Trying to cope with data overload

As data grows we need better relationship with software

First you can handle things. You don’t get that much email. But as the emails increases the obvious response is the categorize them into folders. Most email programs have folders. This works fine for awhile and you can now see all your emails about a specific subject in a single folder. Then the folders get out of control and you can’t find anything anymore. Then comes the search. Gmail took the search approach. Don’t use folders, just search. Eventually even the search gets out of control, and the results are not useful. Then personalization and behavioral techniques come into play. The only way to cope with data overload is to get some intelligence into the software we use, some sort of an intimate relationship.

One example of this is what Google did with gmail: priority email. The priority email is an attempt to cope with increasing load of email. By learning from your behavior, gmail learns what emails you find most useful. Things that you just delete and never respond to, must be less important than items you respond to. This is some sort of  a reverse spam filtering, a widely know and used technology.
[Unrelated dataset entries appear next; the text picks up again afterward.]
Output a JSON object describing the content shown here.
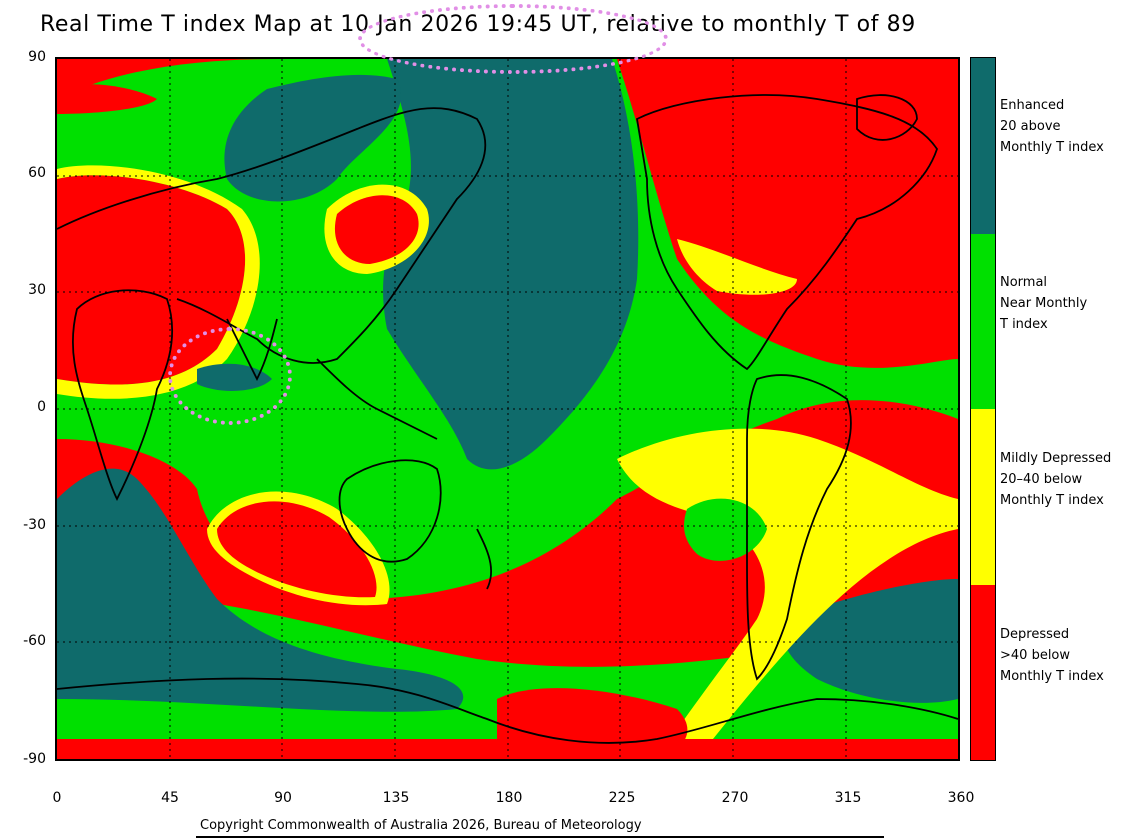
{
  "title": "Real Time T index Map at 10 Jan 2026 19:45 UT, relative to monthly T of 89",
  "map": {
    "y_axis_ticks": [
      "90",
      "60",
      "30",
      "0",
      "-30",
      "-60",
      "-90"
    ],
    "x_axis_ticks": [
      "0",
      "45",
      "90",
      "135",
      "180",
      "225",
      "270",
      "315",
      "360"
    ],
    "colors": {
      "enhanced": "#0f6b6b",
      "normal": "#00e000",
      "mildly_depressed": "#ffff00",
      "depressed": "#ff0000"
    }
  },
  "legend": {
    "enhanced": "Enhanced\n20 above\nMonthly T index",
    "normal": "Normal\nNear Monthly\nT index",
    "mildly_depressed": "Mildly Depressed\n20–40 below\nMonthly T index",
    "depressed": "Depressed\n>40 below\nMonthly T index"
  },
  "copyright": "Copyright Commonwealth of Australia 2026, Bureau of Meteorology"
}
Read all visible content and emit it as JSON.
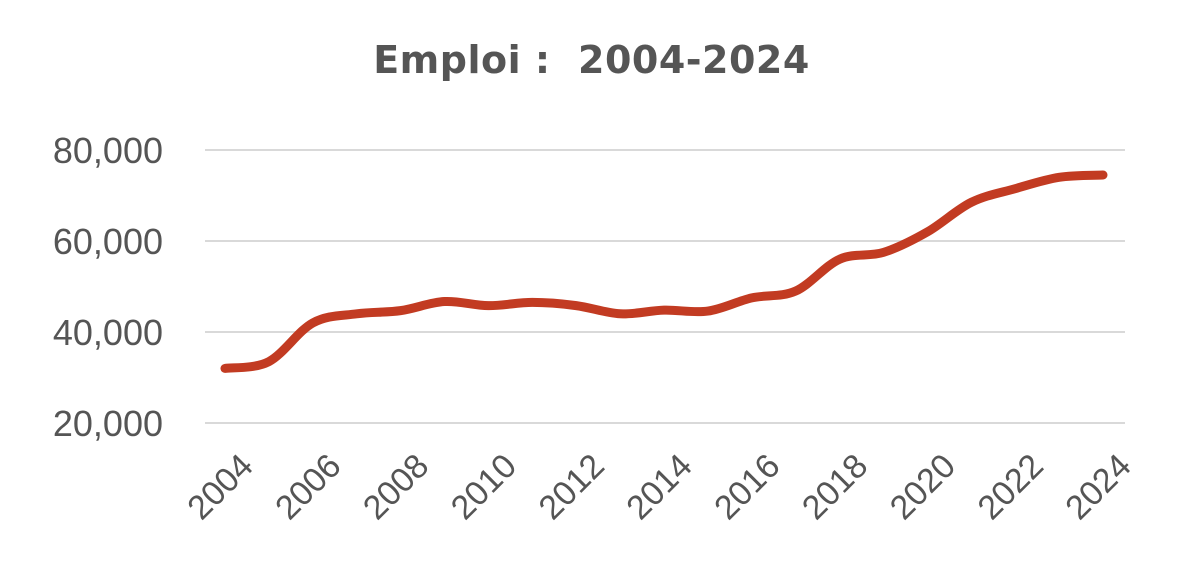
{
  "chart_data": {
    "type": "line",
    "title": "Emploi :  2004-2024",
    "xlabel": "",
    "ylabel": "",
    "x": [
      2004,
      2005,
      2006,
      2007,
      2008,
      2009,
      2010,
      2011,
      2012,
      2013,
      2014,
      2015,
      2016,
      2017,
      2018,
      2019,
      2020,
      2021,
      2022,
      2023,
      2024
    ],
    "x_tick_labels": [
      "2004",
      "2006",
      "2008",
      "2010",
      "2012",
      "2014",
      "2016",
      "2018",
      "2020",
      "2022",
      "2024"
    ],
    "y_tick_labels": [
      "80,000",
      "60,000",
      "40,000",
      "20,000"
    ],
    "ylim": [
      20000,
      80000
    ],
    "grid": true,
    "legend": "none",
    "series": [
      {
        "values": [
          32000,
          33500,
          42000,
          44000,
          44700,
          46700,
          45800,
          46500,
          45800,
          44000,
          44800,
          44600,
          47500,
          49000,
          56000,
          57500,
          62000,
          68500,
          71500,
          74000,
          74500
        ],
        "color": "#c23b22"
      }
    ]
  }
}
This step in the evolution of email is very similar to the general response of information overload. When the web was beginning you could pretty much have good overview of  important web pages. As new pages came along it became increasingly difficult to keep up with what was available. Yahoo! was an answer to that. Categorization of web pages into directories, very similar as email folders. But the Yahoo! became cluttered and complicated. So search became important with Altavista and other early engines. Google became popular by applying some general ranking to search results making the important things appear first. As search increases, personalized and behavioral search becomes important.

Google has already implemented some logic to searchers. When a colleague of mine at work was trying different searches for his SEO work, he found an article by myself popped up on first page. I was of course pleased to hear this, happy to become an important figure in the world of technology. However, when he repeated the search in another country, my brilliant input was nowhere to be found. Either Google is very unstable and changes quickly or the fact that being in another country has some relevance. Whatever the logic used, it is clear that search companies must try to find intelligent ways to rank results. And the obvious result is to have the search engine develop an understanding of the user.

Communication is a killer business and always has been. As data increases, technology innovations that solve the overload will emerge. Data analysis software will become real-time, trying to interpret messages and their relevance. Using simple statistics is not enough, the intelligence has to learn the behavior of the user. We are seeing the rise of user – software relationships.